Thu Mar 16 17:18:22 GMT 2017

On Thu, 2017-03-16 at 10:43 -0400, Aaron Knister wrote:
> Perhaps an environment where one has OPA and IB fabrics. Taken from here 
> (https://www.ibm.com/support/knowledgecenter/en/STXKQY/gpfsclustersfaq.html):
> 
> RDMA is not supported on a node when both Mellanox HCAs and Intel 
> Omni-Path HFIs are enabled for RDMA.
> 
> The alternative being a situation where multiple IB fabrics exist that 
> require different OFED versions from each other (and most likely from 
> ESS) for support reasons (speaking from experience). That is to say if 
> $VENDOR supports OFED version X on an IB fabric, and ESS/GSS ships with 
> version Y and there's a problem on the IB fabric $VENDOR may point at 
> the different OFED version on the ESS/GSS and say they don't support it 
> and then one is in a bad spot.
> 

Or just use Ethernet for the GPFS traffic everywhere. It's 2017, 10GbE
to compute nodes is cheap enough to be the norm, and you can use 40GbE
and 100GbE everywhere else as required, and note unless you are a pure
SSD system (which must be vanishingly rare at the moment) the latency is
all in the disks anyway.

I can't imagine why you would use IB and/or Omni-Path on anything other
than compute clusters, so using Ethernet for your storage has advantages
too especially if you are using IB. One of the features of Omni-Path
over IB is that it will prioritize MPI traffic over storage, but given
current core counts in CPU's separating storage out onto Ethernet is not
a bad thing anyway as it keeps the MPI bandwidth per core up.

My feeling is that in a compute cluster 10Gb for storage is more than
enough for a node because much more and it would only take a handful of
nodes to denial of service your storage, which is not good.
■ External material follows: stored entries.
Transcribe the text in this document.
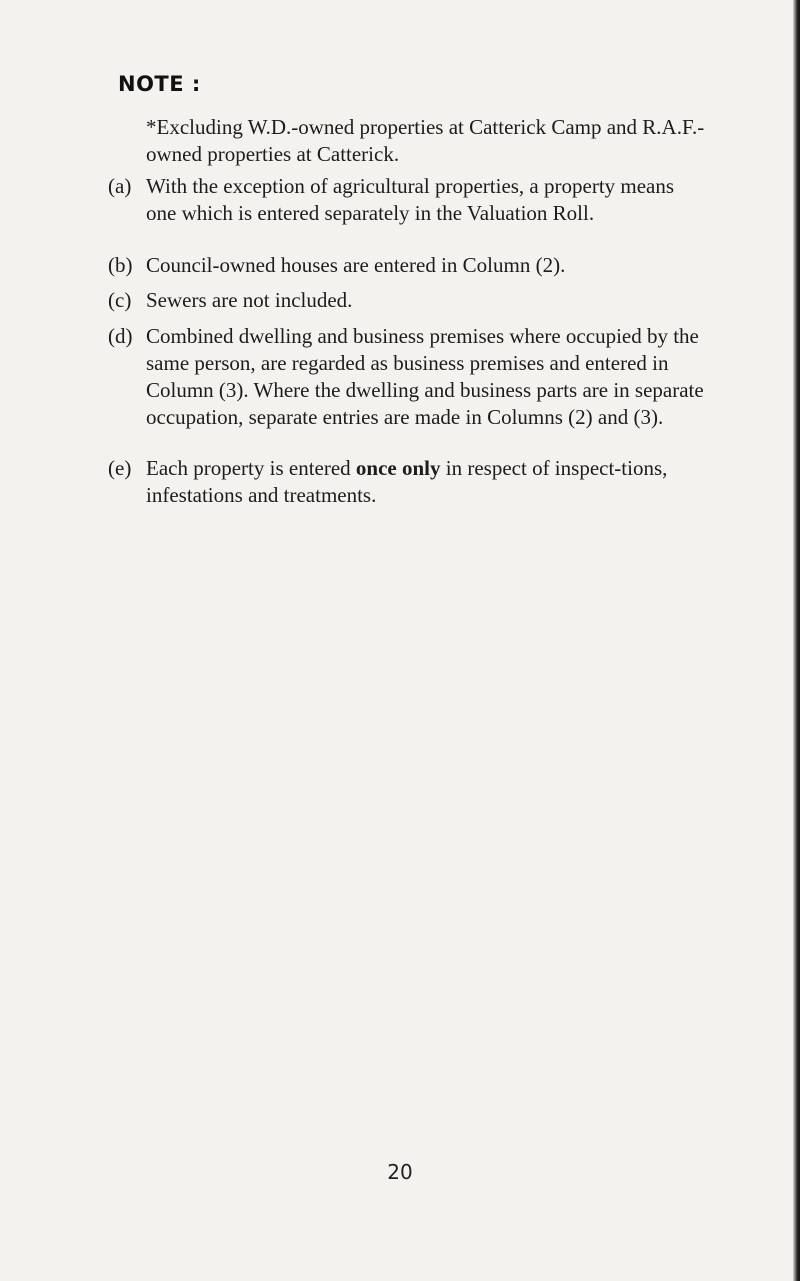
NOTE :
*Excluding W.D.-owned properties at Catterick Camp and R.A.F.-owned properties at Catterick.
(a) With the exception of agricultural properties, a property means one which is entered separately in the Valuation Roll.
(b) Council-owned houses are entered in Column (2).
(c) Sewers are not included.
(d) Combined dwelling and business premises where occupied by the same person, are regarded as business premises and entered in Column (3). Where the dwelling and business parts are in separate occupation, separate entries are made in Columns (2) and (3).
(e) Each property is entered once only in respect of inspect-tions, infestations and treatments.
20
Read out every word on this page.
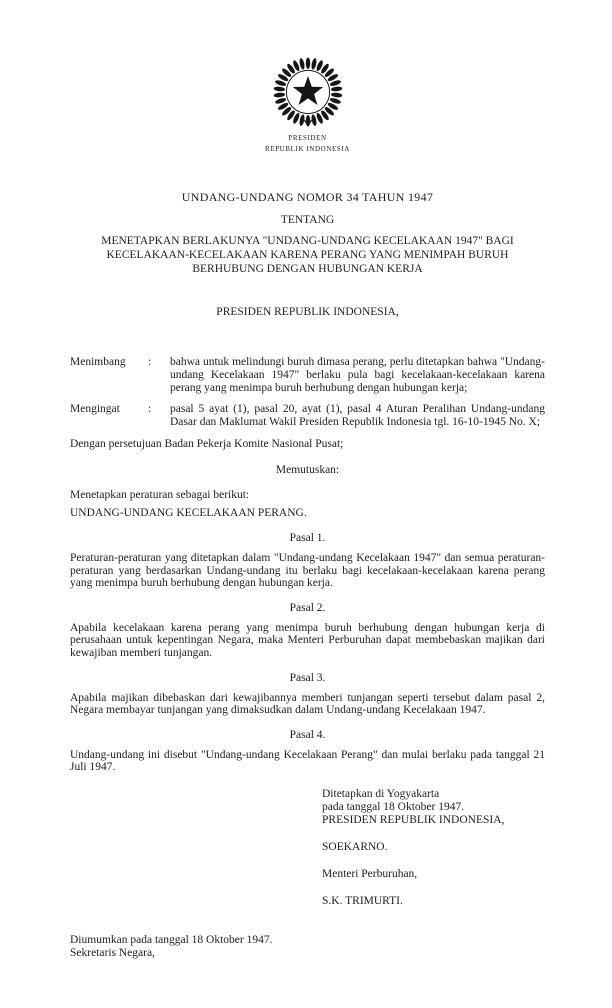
PRESIDEN
REPUBLIK INDONESIA
UNDANG-UNDANG NOMOR 34 TAHUN 1947
TENTANG
MENETAPKAN BERLAKUNYA "UNDANG-UNDANG KECELAKAAN 1947" BAGI KECELAKAAN-KECELAKAAN KARENA PERANG YANG MENIMPAH BURUH BERHUBUNG DENGAN HUBUNGAN KERJA
PRESIDEN REPUBLIK INDONESIA,
Menimbang	:	bahwa untuk melindungi buruh dimasa perang, perlu ditetapkan bahwa "Undang-undang Kecelakaan 1947" berlaku pula bagi kecelakaan-kecelakaan karena perang yang menimpa buruh berhubung dengan hubungan kerja;
Mengingat	:	pasal 5 ayat (1), pasal 20, ayat (1), pasal 4 Aturan Peralihan Undang-undang Dasar dan Maklumat Wakil Presiden Republik Indonesia tgl. 16-10-1945 No. X;
Dengan persetujuan Badan Pekerja Komite Nasional Pusat;
Memutuskan:
Menetapkan peraturan sebagai berikut:
UNDANG-UNDANG KECELAKAAN PERANG.
Pasal 1.
Peraturan-peraturan yang ditetapkan dalam "Undang-undang Kecelakaan 1947" dan semua peraturan-peraturan yang berdasarkan Undang-undang itu berlaku bagi kecelakaan-kecelakaan karena perang yang menimpa buruh berhubung dengan hubungan kerja.
Pasal 2.
Apabila kecelakaan karena perang yang menimpa buruh berhubung dengan hubungan kerja di perusahaan untuk kepentingan Negara, maka Menteri Perburuhan dapat membebaskan majikan dari kewajiban memberi tunjangan.
Pasal 3.
Apabila majikan dibebaskan dari kewajibannya memberi tunjangan seperti tersebut dalam pasal 2, Negara membayar tunjangan yang dimaksudkan dalam Undang-undang Kecelakaan 1947.
Pasal 4.
Undang-undang ini disebut "Undang-undang Kecelakaan Perang" dan mulai berlaku pada tanggal 21 Juli 1947.
Ditetapkan di Yogyakarta
pada tanggal 18 Oktober 1947.
PRESIDEN REPUBLIK INDONESIA,
SOEKARNO.
Menteri Perburuhan,
S.K. TRIMURTI.
Diumumkan pada tanggal 18 Oktober 1947.
Sekretaris Negara,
A 500 node
compute cluster with 10GbE for storage can in theory try and hit your
storage for 600GB/s which very very few storage systems will be able to
keep up with.

On a storage GPFS cluster then you can up to 40/100GbE and put in
multiple links for redundancy which is not possible with IB/Omni-path as
far as I am aware which makes it a better solution. Even in a compute
cluster with Ethernet I can stick in multiple connections for my NSD
nodes for redundancy which is an improvement over the IB/Omni-path
options. Especially given in my experience IB links go wonky orders of
magnitude more often than Ethernet ones do. Loose a link to a compute
node I loose one job on the cluster. Loose a link to the NSD server and
I face loosing all the jobs on the cluster...

JAB.

-- 
Jonathan A. Buzzard                 Email: jonathan (at) buzzard.me.uk
Fife, United Kingdom.